The amalgam is made by dissolving 95 grammes silver in 380 c.c. nitric acid (1.2 sp. gr.) with addition of 817 c.c. water after solution. Pure mercury is then added at the rate of 16 parts mercury to 1 part silver. It should be stirred at short intervals during the formation of the amalgam. The result is a soft amalgam, clean and free from crystals or mercurous nitrate. Failure to follow this rule exactly is liable to give a very impure amalgam, which will require time and trouble to clean.
The apron-plate is cleaned preparatory to the application of silver amalgam as follows: It is washed off with water, scoured wet with infusorial earth or very fine sand, and then washed off with water again. Obstinate black spots can be removed by scouring wet with a flat piece of pumice-stone, adding mercury to plate the cleaned copper. It is then washed all over with a strong solution of cyanide, adding mercury, again rinsed off with water, and then rubbed dry with clean cloth or cotton- waste which must be free from oil. A moderate quantity of mercury is now rubbed on without water, after which the plate is ready for the amalgam. No water is allowed upon it yet.

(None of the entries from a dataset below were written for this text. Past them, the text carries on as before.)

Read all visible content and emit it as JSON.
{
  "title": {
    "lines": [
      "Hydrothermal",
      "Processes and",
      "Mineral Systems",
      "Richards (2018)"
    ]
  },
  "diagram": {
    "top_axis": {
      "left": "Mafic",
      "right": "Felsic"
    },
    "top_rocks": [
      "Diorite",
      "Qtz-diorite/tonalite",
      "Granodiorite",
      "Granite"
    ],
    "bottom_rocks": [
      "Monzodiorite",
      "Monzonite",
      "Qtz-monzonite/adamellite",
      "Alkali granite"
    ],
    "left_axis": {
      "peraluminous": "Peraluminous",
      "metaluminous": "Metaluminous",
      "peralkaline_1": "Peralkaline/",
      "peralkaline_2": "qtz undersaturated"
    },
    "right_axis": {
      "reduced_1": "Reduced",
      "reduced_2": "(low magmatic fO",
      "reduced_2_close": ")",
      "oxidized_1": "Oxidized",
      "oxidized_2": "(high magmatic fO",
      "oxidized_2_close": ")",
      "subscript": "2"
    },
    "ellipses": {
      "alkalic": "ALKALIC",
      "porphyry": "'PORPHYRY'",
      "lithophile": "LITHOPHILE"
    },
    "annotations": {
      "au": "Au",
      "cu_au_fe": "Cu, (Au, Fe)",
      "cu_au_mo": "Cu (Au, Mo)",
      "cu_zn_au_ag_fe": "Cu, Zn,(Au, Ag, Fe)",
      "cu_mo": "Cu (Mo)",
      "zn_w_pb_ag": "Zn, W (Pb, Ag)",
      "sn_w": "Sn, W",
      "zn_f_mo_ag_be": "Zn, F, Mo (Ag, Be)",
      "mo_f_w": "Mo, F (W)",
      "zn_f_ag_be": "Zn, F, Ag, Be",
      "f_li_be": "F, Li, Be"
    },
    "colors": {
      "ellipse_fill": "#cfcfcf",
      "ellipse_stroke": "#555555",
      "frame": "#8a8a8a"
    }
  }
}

The clean amalgam is squeezed in chamois skin to a moderately hard ball, and rubbed without water on the clean, bright, amalgamated copper-surface of the apron-plate. (A flat, bristle paste-brush may be useful to obtain an even distribution.) This coating is quick to catch gold, and prevents the gold from coming in contact with the copper. No water is allowed upon it until stamping begins.
After the run, the plate is rinsed off with water, and the amalgam scraped off as clean as possible with a rubber-scraper. More mercury is rubbed on, and the plate is again scraped. This is repeated twice more, and all the amalgam is put together. If there is any hard amalgam which has not been removed, it is gently rubbed wet with a flat piece of pumice-stone in the presence of mercury, and so removed without injury to the plate. The amalgam from the plate, combined with that from the traps, is retorted; the residue is melted with borax in a crucible, and the bullion is parted for gold.
The battery-residue is worked up, as shown in the tree of the process, yielding amalgam, Wilfley heads, coarse tailings and fine tailings, which are added to the main portions of these products.
Since the battery is fed with pure mercury, while the apron-plate is coated with silver amalgam, the battery-amalgam enables us to get a valuation on the fineness of the gold caught at this point. We have no means to get this ratio on the portion of the gold caught on the apron-plate.
The mercurous nitrate and a little residual silver nitrate from making silver amalgam are worked over for mercury and silver by immersing strips of iron in the liquid, which precipitates the metals as amalgam.
The results of seven tests are here given.
Attention is called to the slight variation in the mill-assay of the four tests on No. 2444, and also to the considerable variation in the assays by fire.
The method here used in tabulating the results of a test has been found to be a most concise and satisfactory one. As the value of the ore obtained by the mill-run is much more accurate than that based on the assay of the ore, the percentages found in the column headed “ Per cent, of the total gold ” are based on the total gold in the ore as found by the mill-run, and not on the assay of the feed; in fact, one of the objects of this work is to show the student the impossibility of valuing a free-milling gold-ore by sampling and assaying.
The degree of accuracy attained here is, we believe, up to that of the very best mill-practice. It has been attained by locating the causes of error, and then by removing them as completely as possible, even by departing, if necessary, from large-scale mill-methods.